« Maman, je tenais à raconter la femme exceptionnelle que tu es dans ces pages pour que ton esprit continue de vivre dans le cœur de tous les gens qui liront ces lignes. Qu’ils s’approprient tes sagesses sur la famille, la solidarité, le bien-être ensemble. À travers ton histoire, que je raconte dans ce petit bouquin, je salue du même souffle le travail et l’amour de toutes les mères de la terre. C’est mon plaidoyer pour la libération des femmes et pour le respect de leurs droits. » Boucar Diouf
Namedi Nahuyni (parfois orthographié Namedi Nahuyni), dit Boucar Diouf, né le 26 mai 1965 au Sénégal, est un un biologiste, océanographe et humoriste québécois d'origine sénégalaise. Arrivé au Québec en 1991 à Rimouski pour y faire des études supérieures, il a enseigné un temps la biologie à l'Université du Québec à Rimouski. Il mène actuellement une carrière d'humoriste, de chroniqueur et d'animateur radio.
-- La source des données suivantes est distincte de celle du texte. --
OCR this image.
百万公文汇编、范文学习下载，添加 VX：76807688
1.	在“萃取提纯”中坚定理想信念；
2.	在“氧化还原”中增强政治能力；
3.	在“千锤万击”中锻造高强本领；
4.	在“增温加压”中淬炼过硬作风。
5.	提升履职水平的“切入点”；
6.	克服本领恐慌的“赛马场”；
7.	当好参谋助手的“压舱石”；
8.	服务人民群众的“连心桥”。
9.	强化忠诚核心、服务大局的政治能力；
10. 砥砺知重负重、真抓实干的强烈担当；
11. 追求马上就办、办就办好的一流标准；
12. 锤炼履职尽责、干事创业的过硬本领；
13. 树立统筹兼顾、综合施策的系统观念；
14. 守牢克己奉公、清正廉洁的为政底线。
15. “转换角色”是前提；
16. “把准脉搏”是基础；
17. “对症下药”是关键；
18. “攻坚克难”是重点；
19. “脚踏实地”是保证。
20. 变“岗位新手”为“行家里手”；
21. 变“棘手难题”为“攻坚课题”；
Louange de Boucar pour sa mère et toutes les mères. Intéressant de comparer la tradition sénégalaise avec le Québec, le statut des femmes et son intégration. Parfois un peu trop personnel à mon gout, mais beaucoup d’humour et de science dans ses propos. Déçu par son erreur de référence pour la parade du pluvier kiddir (et non siffleur). Somme toute, bonne lecture.
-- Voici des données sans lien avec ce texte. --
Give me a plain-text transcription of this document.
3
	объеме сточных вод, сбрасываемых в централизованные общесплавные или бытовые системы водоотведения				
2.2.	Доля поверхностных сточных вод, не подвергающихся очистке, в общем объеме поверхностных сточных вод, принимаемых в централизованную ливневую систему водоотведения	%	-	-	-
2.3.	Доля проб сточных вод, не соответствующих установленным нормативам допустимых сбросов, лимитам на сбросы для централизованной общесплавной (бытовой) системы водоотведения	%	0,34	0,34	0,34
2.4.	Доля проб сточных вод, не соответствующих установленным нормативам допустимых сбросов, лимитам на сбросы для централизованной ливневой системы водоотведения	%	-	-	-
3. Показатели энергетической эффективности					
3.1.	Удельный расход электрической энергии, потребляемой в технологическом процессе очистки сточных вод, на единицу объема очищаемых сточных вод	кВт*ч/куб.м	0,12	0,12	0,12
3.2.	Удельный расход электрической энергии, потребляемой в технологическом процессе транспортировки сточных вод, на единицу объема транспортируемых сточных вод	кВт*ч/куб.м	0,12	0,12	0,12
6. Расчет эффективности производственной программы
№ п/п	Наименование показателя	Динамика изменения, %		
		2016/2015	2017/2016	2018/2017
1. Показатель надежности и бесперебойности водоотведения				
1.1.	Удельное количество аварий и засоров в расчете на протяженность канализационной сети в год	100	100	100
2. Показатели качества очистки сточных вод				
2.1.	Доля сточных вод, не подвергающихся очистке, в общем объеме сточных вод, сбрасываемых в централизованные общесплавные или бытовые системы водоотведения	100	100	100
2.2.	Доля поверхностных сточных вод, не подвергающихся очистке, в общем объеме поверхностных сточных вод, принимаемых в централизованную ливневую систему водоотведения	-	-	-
Un peu décousu. J’aime bien la façon de Boucar Diouf de s’exprimer, mais j’ai eu l’impression que ce n’était qu’une série de réflexions entre-coupées d’anecdotes et de pages d’explications scientifiques. J’ai un peu perdu le fil à quelques reprises.
Simplement, avec humilité et une touche d’humour, Boucar rend cette fois-ci hommage à sa mère sénégalaise tout en livrant quelques confidences personnelles.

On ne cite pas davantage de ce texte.